E sob o ponto de vista do espírito humano, nós nascemos para ser exploradores. Foi a curiosidade e o espírito da descoberta que fizeram o homem se aventurar pelos mares em busca de novos continentes. Hoje, nos encontramos na América do Sul graças ao advento das grandes explorações marítimas. Infelizmente, existe a fome física sim mas também existe a fome do espírito, da alma humana em busca de respostas e melhores condições de vida, e esta nunca poderá ser estrangulada, sob o risco de deixarmos de ser simplesmente humanos. Aos opositores de plantão, me desculpem: ciência e exploração espacial são questões fundamentais em nossa vida.

Mas apesar disso tudo, no final, parece que a chegada do homem à Lua acaba sendo reduzida à uma simples questão de fé: acreditar ou não. Em outras palavras, a chegada do homem à Lua acaba entrando para o hall dos anjos, fadas, elfos, gnomos, fantasmas, etc. E é justamente aqui que encontramos um ponto muito interessante. A falta de conhecimento faz o ser humano ter uma postura de fé frente às coisas que nunca deveriam ser encaradas desta forma. Por exemplo: ninguém sai por aí dizendo que acredita no automóvel. Sabemos que o automóvel existe, utilizamos o automóvel todos os dias, ou seja, é um engenho humano inquestionável, sobre o qual qualquer questionamento só poderia ser encarado como loucura. Agora, pegue o mesmo exemplo e tente aplicá-lo à uma tribo no meio da selva amazônica que nunca teve contato com a civilização. Tente convencer os indígenas de que existe uma máquina com 4 rodas capaz de transportar as pessoas de um lado para outro sem ter a opção de mostrar o automóvel para eles. Fácil convencer, não é?

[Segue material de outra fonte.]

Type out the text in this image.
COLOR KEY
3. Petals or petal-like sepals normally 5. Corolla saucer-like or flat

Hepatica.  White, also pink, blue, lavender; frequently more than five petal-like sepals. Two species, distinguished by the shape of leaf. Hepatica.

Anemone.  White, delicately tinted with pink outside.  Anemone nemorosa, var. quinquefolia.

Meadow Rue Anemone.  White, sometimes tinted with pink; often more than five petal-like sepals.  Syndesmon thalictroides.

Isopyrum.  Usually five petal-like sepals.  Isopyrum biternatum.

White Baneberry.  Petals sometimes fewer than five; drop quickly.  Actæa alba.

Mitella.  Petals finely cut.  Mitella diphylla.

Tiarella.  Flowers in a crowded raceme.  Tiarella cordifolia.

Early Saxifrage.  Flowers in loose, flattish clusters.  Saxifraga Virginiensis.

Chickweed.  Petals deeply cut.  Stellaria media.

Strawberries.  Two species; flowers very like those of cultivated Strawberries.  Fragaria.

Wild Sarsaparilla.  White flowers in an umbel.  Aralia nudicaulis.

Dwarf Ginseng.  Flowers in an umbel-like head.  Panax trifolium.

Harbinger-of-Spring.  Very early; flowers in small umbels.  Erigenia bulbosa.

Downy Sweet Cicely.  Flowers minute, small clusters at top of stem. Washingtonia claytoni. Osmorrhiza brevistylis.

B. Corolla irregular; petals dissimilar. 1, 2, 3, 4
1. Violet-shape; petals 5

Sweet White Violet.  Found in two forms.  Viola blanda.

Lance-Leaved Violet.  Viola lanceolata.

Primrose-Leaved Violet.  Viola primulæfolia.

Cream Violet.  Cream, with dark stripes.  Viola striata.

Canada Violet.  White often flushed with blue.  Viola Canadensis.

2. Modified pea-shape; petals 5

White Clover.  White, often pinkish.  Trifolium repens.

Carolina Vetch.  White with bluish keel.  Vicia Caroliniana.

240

Da mesma forma, muitas pessoas ainda se comportam como "indígenas que nunca tiveram contato com a civilização", alegando que o homem nunca poderia ter chegado à Lua por conta das mais estranhas justificativas. Coisas do tipo: "isso não está escrito na Bíblia", "o homem não pode brincar de ser Deus", "a Lua não tem porta" e por aí vai (vide a matéria "Brasileiros não acreditam, 40 anos depois, que o homem foi à Lua" do site G1). E o pior é que o ceticismo extremo não é apenas o subproduto de gente que não teve acesso à educação. Tem muita gente articulada, com pleno acesso à informação que continua a negar veementemente o grande feito (levanta-se aqui, todavia, a dúvida sobre a qualidade da educação envolvida), utilizando teorias de conspiração baseadas em alegações de que tanto as fotos como os filmes divulgados foram falsificados. Bom, não entrarei aqui no mérito da discussão sobre a autenticidade da conquista. Existe informação de sobra que comprova o incrível feito em sites de confiança na Internet e até em programas de TV a cabo como o MythBusters da Discovery Channel, dedicando um episódio inteiro à elucidação de todas essas teorias opositoras sem fundamento. Aqueles que quiserem pesquisar, divirtam-se...

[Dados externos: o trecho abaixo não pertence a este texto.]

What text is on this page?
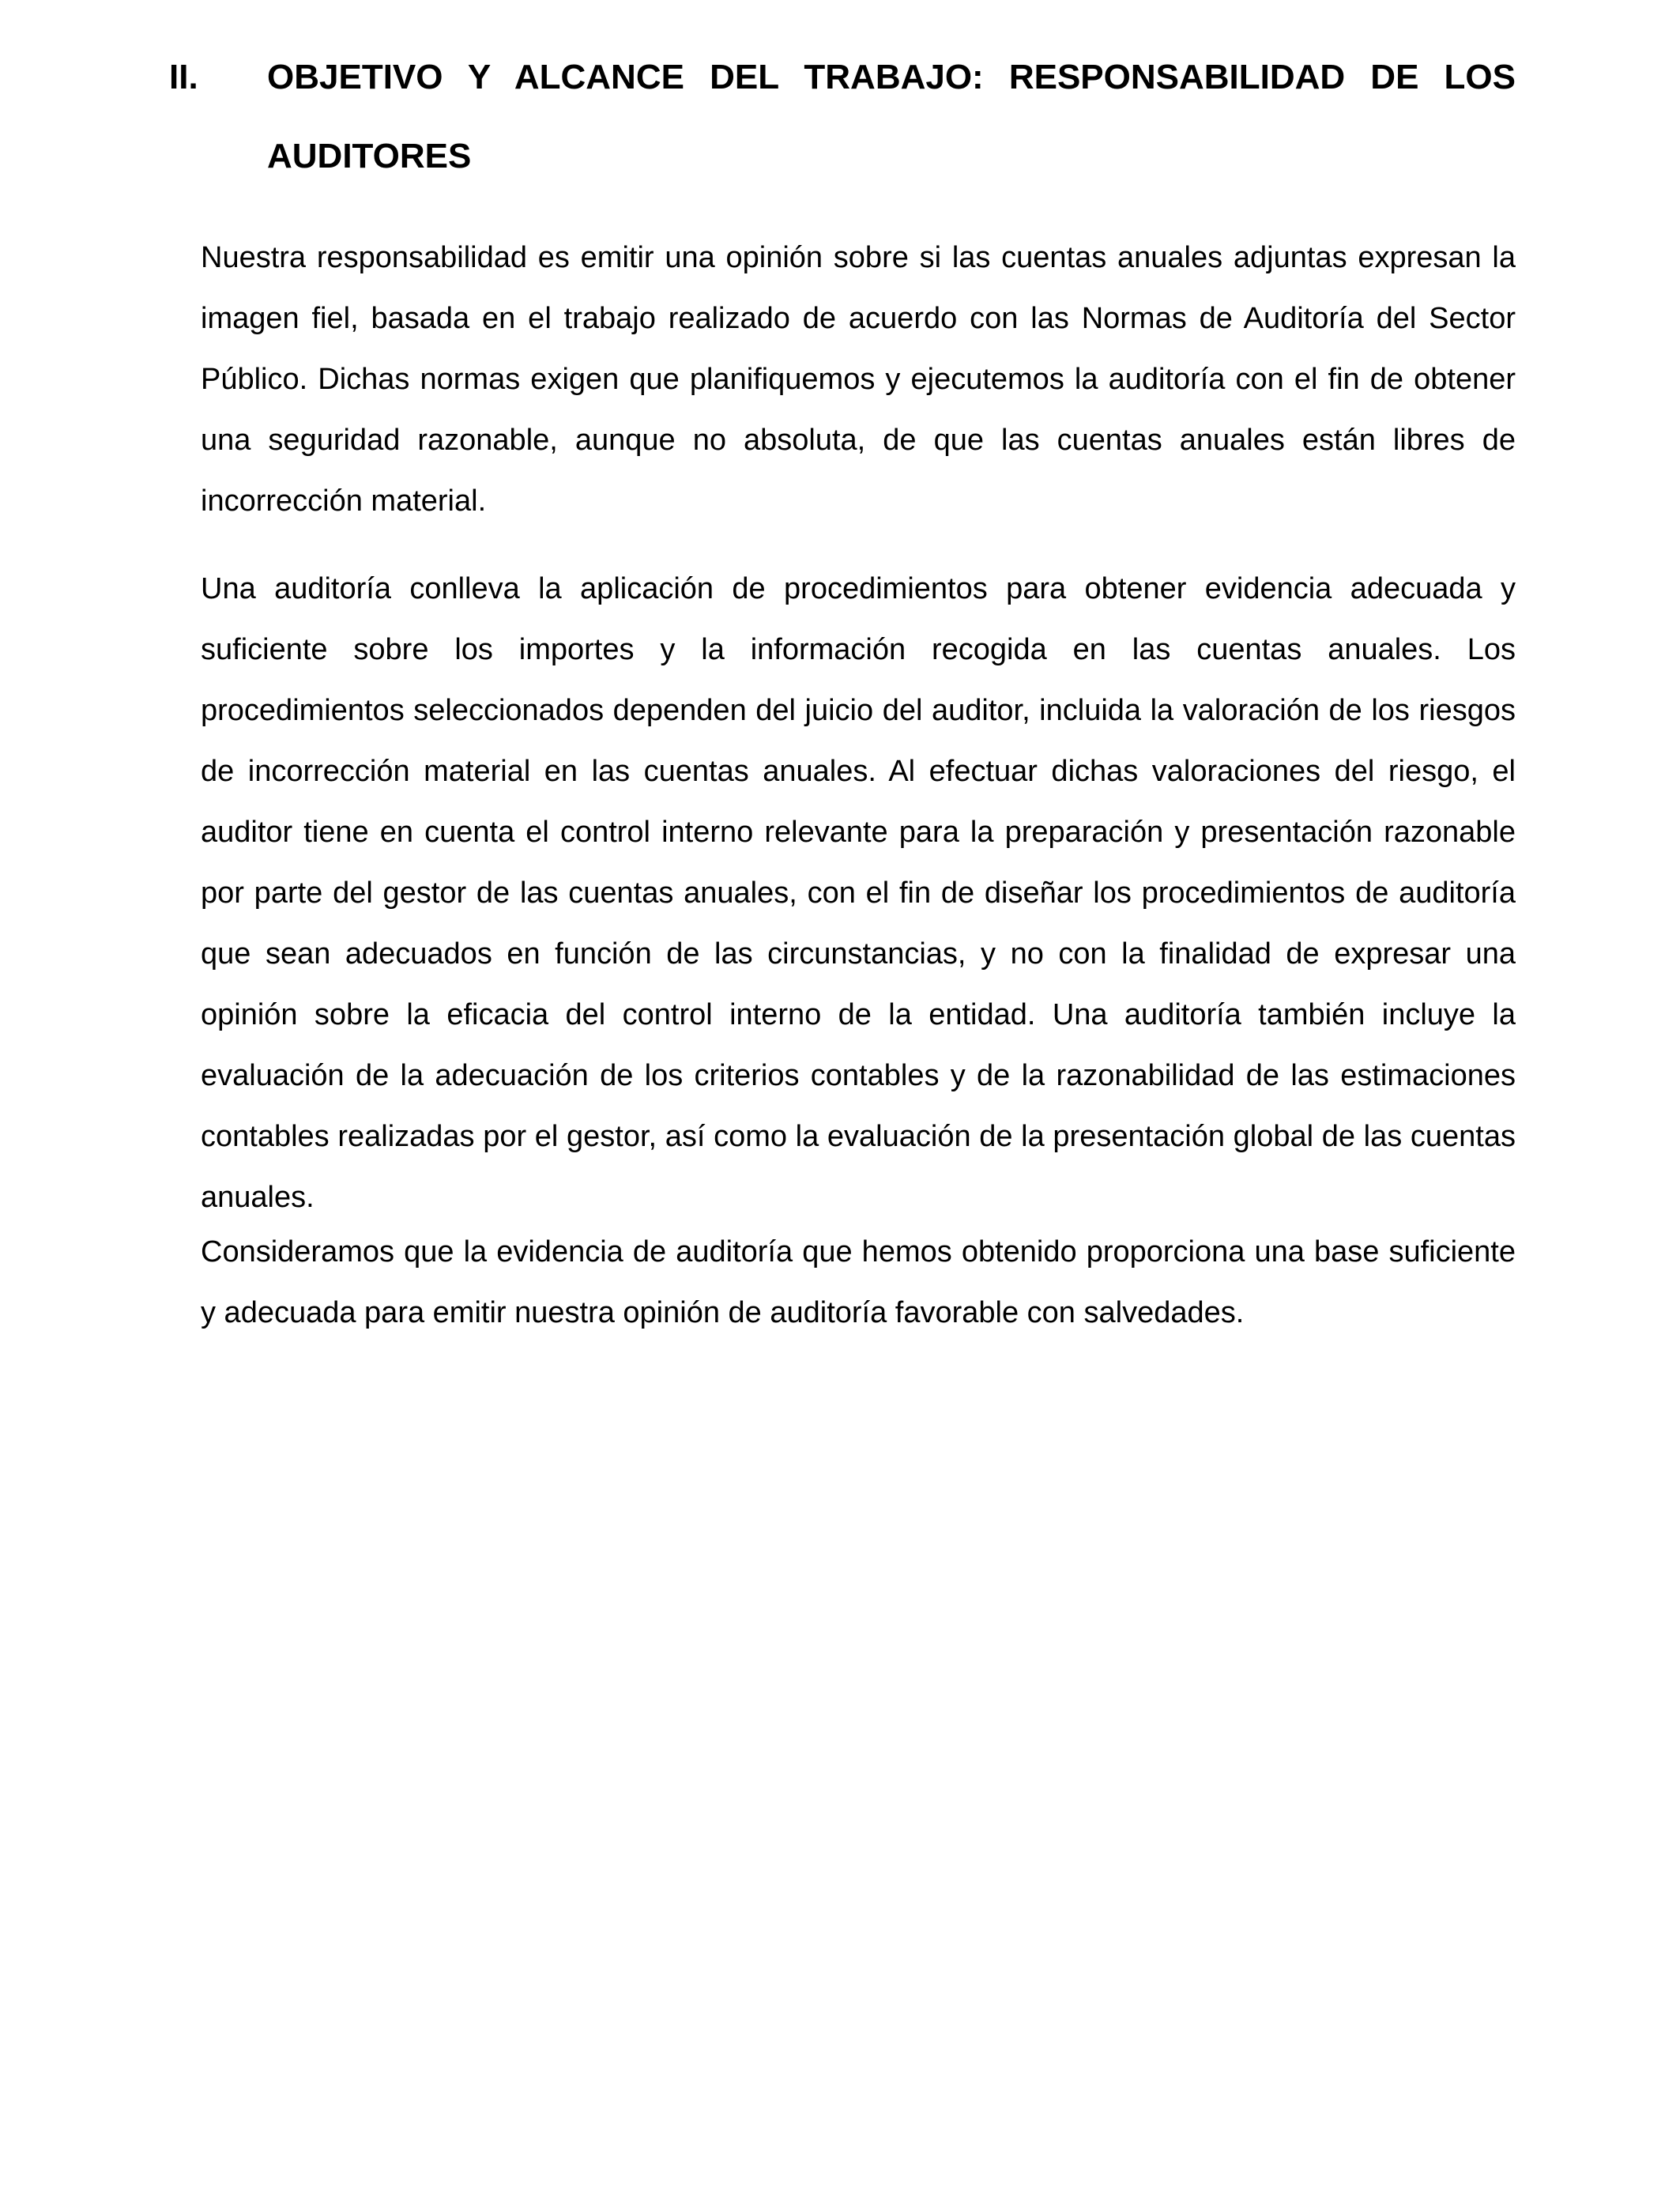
II. OBJETIVO Y ALCANCE DEL TRABAJO: RESPONSABILIDAD DE LOS AUDITORES

Nuestra responsabilidad es emitir una opinión sobre si las cuentas anuales adjuntas expresan la imagen fiel, basada en el trabajo realizado de acuerdo con las Normas de Auditoría del Sector Público. Dichas normas exigen que planifiquemos y ejecutemos la auditoría con el fin de obtener una seguridad razonable, aunque no absoluta, de que las cuentas anuales están libres de incorrección material.

Una auditoría conlleva la aplicación de procedimientos para obtener evidencia adecuada y suficiente sobre los importes y la información recogida en las cuentas anuales. Los procedimientos seleccionados dependen del juicio del auditor, incluida la valoración de los riesgos de incorrección material en las cuentas anuales. Al efectuar dichas valoraciones del riesgo, el auditor tiene en cuenta el control interno relevante para la preparación y presentación razonable por parte del gestor de las cuentas anuales, con el fin de diseñar los procedimientos de auditoría que sean adecuados en función de las circunstancias, y no con la finalidad de expresar una opinión sobre la eficacia del control interno de la entidad. Una auditoría también incluye la evaluación de la adecuación de los criterios contables y de la razonabilidad de las estimaciones contables realizadas por el gestor, así como la evaluación de la presentación global de las cuentas anuales.

Consideramos que la evidencia de auditoría que hemos obtenido proporciona una base suficiente y adecuada para emitir nuestra opinión de auditoría favorable con salvedades.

Voltando ao foco do tema que eu quero desenvolver, é interessante notar que em ambos os casos (teorias simplistas ou elaboradas) a falta de conhecimento acaba gerando uma perspectiva de fé. Deveríamos encarar a chegada do homem à Lua como o exemplo do automóvel que eu citei anteriormente mas, ao contrário, achamos que o evento nunca existiu baseados simplesmente nas crenças. A crenca de que foi uma fraude, crença em teorias de conspiração, crença na Bíblia, crença na desconfiança, crença, crença e mais crença (para outros tipos de crença que também se encaixam na concepção geral deste post, sugiro a leitura dos tópicos "Atentado à Razão", "Segunda Idade das Trevas" "Fanatismo", "Liberdade!?!?!", "Evangelização" e "Deus é Gente", partes 1 e 2). O mais paradoxal é que a crença é capaz de negar até mesmo as evidências mais contundentes. Neste ponto, não interessa mais saber a verdade. A pessoa apega-se tão profundamente às suas próprias idéias que é incapaz de reconhecer que sua visão está furada, mesmo na frente da evidência mais palpável cujo significado derruba suas premissas mais arraigadas. Ela prefere se enganar ao invés de reconhecer o seu equívoco. Infelizmente, tal exemplo não se limita apenas ao caso da chegada do homem à Lua, mas expande-se também para todos os setores da nossa vida. Questões complexas como vida, morte, razão do universo, do mundo e do homem existirem, probabilidade de haver vida extraterreste, seja ela inteligente ou não, estão todas muito comprometidas pela intervenção de nossas crenças. Neste sentido, infelizmente, estamos muito longe de descobrir a verdade.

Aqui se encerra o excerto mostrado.